Initiation of Phase 2 Trial of Vapendavir
for Treatment of RV Infections in
Hematopoietic Stem Cell Transplant
(HSCT)
Patients. In the first quarter of 2017, the
Company expects to initiate a Phase 2 trial of vapendavir for the
treatment of RV infections in HSCT patients. The primary endpoint
of the trial will be time-weighted average change from baseline to
end of treatment visit in RV viral load. Secondary endpoints will
include mortality, rate of progression of RV in upper respiratory
tract infection to lower respiratory tract infection, duration of
RV shedding in HSCT subjects, and proportion with hospitalization
and hospitalization time.
Corporate Update
Reported Data from the Phase 2a RSV
Challenge Study of BTA585. Yesterday, the Company
announced top-line data from its double-blind, placebo-controlled
Phase 2a study of BTA585 in adults challenged intranasally with
respiratory syncytial virus (RSV). The data indicated there
was not a significant reduction in the primary endpoint, which was
viral load. The data suggested biological activity on several of
the endpoints, however, the considerable variability in viral load
among the cohorts and the small number of subjects that became
infected with RSV likely impacted the ability to detect a
significant difference between the groups. The safety profile of
BTA585 was favorable and consistent across treatment groups. These
safety results, together with the other clinical data and the
recently completed non-clinical studies, will form the basis for
the Company’s interaction with the FDA to discuss lifting the
clinical hold on BTA585’s Investigational New Drug application.

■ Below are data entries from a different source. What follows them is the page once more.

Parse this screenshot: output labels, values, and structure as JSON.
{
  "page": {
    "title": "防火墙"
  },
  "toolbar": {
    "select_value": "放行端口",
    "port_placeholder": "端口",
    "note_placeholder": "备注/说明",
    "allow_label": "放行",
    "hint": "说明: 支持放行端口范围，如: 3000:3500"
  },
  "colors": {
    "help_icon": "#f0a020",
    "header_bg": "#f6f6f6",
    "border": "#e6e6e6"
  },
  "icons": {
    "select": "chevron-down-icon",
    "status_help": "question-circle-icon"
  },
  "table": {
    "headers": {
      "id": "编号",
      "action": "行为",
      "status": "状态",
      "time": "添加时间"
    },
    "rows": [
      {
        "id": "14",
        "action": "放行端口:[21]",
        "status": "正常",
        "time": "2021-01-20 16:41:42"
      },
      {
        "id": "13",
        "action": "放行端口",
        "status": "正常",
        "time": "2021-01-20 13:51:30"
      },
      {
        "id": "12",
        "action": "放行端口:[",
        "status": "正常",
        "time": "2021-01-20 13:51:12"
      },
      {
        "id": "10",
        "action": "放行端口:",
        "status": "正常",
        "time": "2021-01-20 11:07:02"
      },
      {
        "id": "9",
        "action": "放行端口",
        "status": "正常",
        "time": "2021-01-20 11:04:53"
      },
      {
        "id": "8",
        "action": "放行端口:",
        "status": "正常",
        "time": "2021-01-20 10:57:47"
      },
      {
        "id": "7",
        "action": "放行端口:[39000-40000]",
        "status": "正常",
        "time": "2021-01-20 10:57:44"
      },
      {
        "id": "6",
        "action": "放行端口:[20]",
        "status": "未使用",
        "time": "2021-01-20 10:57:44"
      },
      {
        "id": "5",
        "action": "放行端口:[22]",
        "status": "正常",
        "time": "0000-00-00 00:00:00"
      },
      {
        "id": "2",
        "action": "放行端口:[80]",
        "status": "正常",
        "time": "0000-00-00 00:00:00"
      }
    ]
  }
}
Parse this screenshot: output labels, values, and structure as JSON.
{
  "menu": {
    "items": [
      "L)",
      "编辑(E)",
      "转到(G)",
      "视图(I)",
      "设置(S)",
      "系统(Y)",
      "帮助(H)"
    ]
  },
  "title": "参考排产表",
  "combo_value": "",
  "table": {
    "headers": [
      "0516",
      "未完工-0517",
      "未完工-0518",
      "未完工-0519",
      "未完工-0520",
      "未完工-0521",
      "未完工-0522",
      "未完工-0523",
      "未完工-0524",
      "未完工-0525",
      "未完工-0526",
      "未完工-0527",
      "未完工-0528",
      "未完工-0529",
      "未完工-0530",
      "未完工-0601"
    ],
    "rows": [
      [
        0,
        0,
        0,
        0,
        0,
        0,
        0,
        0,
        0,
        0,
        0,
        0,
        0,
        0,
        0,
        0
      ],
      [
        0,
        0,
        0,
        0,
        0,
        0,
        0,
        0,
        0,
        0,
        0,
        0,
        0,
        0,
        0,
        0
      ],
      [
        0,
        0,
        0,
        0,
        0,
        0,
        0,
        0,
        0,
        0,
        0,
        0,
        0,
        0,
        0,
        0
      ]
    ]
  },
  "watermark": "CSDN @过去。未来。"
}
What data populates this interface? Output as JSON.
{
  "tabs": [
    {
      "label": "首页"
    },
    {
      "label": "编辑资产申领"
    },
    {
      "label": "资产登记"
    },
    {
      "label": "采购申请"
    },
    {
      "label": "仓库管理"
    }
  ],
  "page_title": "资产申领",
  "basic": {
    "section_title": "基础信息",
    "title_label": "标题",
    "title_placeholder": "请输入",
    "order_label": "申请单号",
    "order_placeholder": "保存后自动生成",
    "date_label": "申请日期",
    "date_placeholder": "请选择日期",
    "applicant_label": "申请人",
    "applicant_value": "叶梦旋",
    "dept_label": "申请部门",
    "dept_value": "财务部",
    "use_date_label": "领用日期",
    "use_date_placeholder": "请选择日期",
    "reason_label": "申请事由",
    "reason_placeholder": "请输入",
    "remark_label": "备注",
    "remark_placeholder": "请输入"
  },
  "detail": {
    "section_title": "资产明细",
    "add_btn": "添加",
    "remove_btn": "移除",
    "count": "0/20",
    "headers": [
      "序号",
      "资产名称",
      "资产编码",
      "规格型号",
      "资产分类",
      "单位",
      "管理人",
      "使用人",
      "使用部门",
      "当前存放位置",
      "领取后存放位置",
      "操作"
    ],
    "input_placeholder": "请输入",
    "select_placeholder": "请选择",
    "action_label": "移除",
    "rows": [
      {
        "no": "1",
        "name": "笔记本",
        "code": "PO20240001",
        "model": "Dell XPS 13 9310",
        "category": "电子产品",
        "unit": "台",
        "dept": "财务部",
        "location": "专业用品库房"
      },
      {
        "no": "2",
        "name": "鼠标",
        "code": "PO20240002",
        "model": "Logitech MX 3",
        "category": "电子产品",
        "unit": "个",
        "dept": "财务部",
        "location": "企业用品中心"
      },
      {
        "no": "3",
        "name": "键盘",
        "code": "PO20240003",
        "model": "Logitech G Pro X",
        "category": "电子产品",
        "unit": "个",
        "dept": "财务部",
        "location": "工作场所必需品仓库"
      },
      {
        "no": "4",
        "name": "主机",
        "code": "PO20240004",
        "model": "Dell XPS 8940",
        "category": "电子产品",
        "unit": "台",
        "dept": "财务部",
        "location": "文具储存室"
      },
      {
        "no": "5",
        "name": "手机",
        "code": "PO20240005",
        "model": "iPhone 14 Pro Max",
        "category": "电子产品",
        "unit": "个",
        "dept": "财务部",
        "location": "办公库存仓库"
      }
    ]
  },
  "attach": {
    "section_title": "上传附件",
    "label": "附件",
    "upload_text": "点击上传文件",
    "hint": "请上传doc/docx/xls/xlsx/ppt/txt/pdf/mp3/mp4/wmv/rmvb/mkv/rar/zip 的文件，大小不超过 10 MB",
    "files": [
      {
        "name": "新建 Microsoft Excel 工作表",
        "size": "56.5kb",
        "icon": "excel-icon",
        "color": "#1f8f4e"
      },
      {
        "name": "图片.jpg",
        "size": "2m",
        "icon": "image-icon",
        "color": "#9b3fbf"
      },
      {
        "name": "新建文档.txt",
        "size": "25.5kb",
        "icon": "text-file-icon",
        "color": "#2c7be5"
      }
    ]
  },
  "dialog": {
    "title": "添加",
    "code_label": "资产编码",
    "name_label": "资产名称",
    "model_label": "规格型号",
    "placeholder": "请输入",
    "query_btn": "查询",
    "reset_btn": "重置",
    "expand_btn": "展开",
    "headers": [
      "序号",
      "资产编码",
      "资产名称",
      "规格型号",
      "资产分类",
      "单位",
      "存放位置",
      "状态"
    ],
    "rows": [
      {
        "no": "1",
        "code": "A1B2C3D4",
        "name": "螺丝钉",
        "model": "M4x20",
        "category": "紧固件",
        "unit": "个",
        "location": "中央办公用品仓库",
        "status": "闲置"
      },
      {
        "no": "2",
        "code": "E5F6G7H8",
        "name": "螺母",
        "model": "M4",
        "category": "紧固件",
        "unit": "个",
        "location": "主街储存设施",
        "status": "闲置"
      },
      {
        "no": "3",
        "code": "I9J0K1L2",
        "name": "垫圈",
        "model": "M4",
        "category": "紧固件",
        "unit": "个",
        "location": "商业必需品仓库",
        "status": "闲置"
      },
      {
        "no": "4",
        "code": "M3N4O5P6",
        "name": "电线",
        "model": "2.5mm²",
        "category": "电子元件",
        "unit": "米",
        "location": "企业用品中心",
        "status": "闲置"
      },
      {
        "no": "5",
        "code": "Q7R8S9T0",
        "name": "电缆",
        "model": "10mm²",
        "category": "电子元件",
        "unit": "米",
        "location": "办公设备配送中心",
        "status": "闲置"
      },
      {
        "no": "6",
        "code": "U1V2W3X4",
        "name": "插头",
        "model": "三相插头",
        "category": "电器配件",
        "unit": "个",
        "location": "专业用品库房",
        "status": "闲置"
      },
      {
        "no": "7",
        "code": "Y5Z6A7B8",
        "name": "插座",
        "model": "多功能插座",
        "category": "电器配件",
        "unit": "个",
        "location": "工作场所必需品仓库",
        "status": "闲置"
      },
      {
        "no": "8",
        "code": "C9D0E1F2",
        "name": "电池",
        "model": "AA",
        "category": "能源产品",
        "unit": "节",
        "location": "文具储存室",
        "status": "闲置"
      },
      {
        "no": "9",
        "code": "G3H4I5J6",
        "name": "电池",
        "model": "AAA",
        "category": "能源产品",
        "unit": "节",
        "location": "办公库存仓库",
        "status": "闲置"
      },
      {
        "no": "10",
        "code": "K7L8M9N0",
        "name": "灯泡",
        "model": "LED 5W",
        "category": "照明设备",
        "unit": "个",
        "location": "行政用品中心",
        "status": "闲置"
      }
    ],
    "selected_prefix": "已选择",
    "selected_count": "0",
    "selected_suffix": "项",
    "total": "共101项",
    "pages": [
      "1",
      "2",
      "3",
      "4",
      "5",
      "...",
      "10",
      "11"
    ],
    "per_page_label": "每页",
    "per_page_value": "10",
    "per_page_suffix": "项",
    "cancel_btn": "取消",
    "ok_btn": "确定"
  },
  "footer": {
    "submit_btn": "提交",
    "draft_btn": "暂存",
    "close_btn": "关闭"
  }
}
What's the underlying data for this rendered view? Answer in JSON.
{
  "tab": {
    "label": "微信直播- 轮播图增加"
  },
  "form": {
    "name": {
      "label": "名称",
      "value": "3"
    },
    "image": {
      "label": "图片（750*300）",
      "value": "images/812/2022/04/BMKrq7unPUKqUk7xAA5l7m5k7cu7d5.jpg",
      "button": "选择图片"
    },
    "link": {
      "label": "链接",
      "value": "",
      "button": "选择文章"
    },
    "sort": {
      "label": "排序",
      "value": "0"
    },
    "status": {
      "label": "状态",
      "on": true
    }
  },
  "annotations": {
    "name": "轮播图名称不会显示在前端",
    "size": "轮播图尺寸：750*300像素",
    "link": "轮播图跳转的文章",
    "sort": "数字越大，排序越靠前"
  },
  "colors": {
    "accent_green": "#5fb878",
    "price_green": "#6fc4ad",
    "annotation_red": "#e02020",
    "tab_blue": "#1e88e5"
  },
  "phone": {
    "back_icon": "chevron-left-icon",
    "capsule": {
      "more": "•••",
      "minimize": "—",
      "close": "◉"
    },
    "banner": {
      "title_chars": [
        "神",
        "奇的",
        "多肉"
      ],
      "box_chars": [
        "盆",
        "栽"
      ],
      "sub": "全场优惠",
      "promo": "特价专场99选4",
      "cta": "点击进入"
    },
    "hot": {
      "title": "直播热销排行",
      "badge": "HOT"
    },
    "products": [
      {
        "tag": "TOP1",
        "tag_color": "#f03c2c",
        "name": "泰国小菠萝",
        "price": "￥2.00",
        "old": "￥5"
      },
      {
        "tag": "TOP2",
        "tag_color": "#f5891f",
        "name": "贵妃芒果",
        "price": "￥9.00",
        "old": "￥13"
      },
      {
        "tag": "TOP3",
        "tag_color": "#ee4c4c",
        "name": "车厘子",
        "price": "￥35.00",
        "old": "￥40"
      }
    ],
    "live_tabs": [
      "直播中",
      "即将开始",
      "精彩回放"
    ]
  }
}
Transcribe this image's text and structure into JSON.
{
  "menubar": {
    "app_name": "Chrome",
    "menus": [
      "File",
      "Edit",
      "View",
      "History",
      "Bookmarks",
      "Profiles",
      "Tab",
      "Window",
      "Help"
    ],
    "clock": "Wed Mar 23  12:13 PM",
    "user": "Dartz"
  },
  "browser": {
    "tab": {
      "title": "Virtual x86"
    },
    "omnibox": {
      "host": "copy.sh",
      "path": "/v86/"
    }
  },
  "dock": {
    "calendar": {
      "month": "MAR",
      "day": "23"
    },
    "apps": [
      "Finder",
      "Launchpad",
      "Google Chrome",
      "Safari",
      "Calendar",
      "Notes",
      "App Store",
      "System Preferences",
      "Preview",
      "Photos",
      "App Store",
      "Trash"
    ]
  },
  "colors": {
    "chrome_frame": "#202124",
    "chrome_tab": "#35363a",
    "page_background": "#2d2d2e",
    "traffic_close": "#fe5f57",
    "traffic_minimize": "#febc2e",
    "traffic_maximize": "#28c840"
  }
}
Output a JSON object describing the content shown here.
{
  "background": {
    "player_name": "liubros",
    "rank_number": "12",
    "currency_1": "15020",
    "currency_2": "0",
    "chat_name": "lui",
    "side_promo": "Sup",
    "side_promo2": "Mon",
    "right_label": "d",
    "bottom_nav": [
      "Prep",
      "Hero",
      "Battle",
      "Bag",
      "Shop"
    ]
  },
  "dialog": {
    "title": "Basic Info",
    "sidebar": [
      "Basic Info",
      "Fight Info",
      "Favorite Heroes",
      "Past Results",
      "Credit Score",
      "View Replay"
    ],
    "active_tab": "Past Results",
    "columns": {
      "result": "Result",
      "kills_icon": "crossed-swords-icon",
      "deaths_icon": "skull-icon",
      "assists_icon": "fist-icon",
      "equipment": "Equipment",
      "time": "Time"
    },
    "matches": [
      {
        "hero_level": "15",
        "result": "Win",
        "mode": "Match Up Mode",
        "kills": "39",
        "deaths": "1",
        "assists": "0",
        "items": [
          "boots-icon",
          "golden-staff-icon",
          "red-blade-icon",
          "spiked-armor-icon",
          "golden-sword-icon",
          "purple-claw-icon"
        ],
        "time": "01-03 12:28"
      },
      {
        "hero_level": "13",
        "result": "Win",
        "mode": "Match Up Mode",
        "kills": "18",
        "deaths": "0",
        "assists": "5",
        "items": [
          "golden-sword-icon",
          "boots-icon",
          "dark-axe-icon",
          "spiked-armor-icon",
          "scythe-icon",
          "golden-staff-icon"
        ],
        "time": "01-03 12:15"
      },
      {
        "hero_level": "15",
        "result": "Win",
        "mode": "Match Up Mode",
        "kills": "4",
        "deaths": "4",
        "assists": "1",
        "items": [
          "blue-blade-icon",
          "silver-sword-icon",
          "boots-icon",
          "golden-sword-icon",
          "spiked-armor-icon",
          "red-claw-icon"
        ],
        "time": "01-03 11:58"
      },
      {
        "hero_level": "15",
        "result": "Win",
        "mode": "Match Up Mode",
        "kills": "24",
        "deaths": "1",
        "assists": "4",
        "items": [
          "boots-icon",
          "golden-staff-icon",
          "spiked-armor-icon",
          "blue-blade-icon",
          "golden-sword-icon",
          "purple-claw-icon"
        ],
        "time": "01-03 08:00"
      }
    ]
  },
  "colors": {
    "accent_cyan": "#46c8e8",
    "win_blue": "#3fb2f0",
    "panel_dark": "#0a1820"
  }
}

Dr. Patti continued, “For BTA585, we plan to
determine the best path forward based on our review of the full
data set from the challenge study and our interactions with the
FDA, and expect to be able to update you on our plans next
quarter.”
Financial Results for the Three Month
Period Ended December 31, 2016
The Company reported a net loss of $9.1 million for
the three month period ended December 31, 2016, as compared to a
net loss of $6.5 million in the same quarter of the prior fiscal
year. Basic and diluted net loss per share was $0.24 for the three
month period ended December 31, 2016, as compared to a basic and
diluted net loss per share of $0.17 in the same period in 2015. The
major components of net loss in both periods are detailed
below.
Revenue increased to $3.8 million for the
three month period ended December 31, 2016 from $1.7 million in the
same period in 2015 mainly due to non-cash royalty revenue related
to the sale of certain royalty rights for Inavir® in Japan to
HealthCare Royalty Partners III, L.P. in April 2016.
Research and development expense increased to $10.2
million for the three month period ended December 31, 2016 from
$6.3 million in the same period in 2015. The $3.9 million increase
largely reflected additional clinical trial activity and higher
clinical and manufacturing costs associated with our three Phase 2
clinical trials that were ongoing during the quarter.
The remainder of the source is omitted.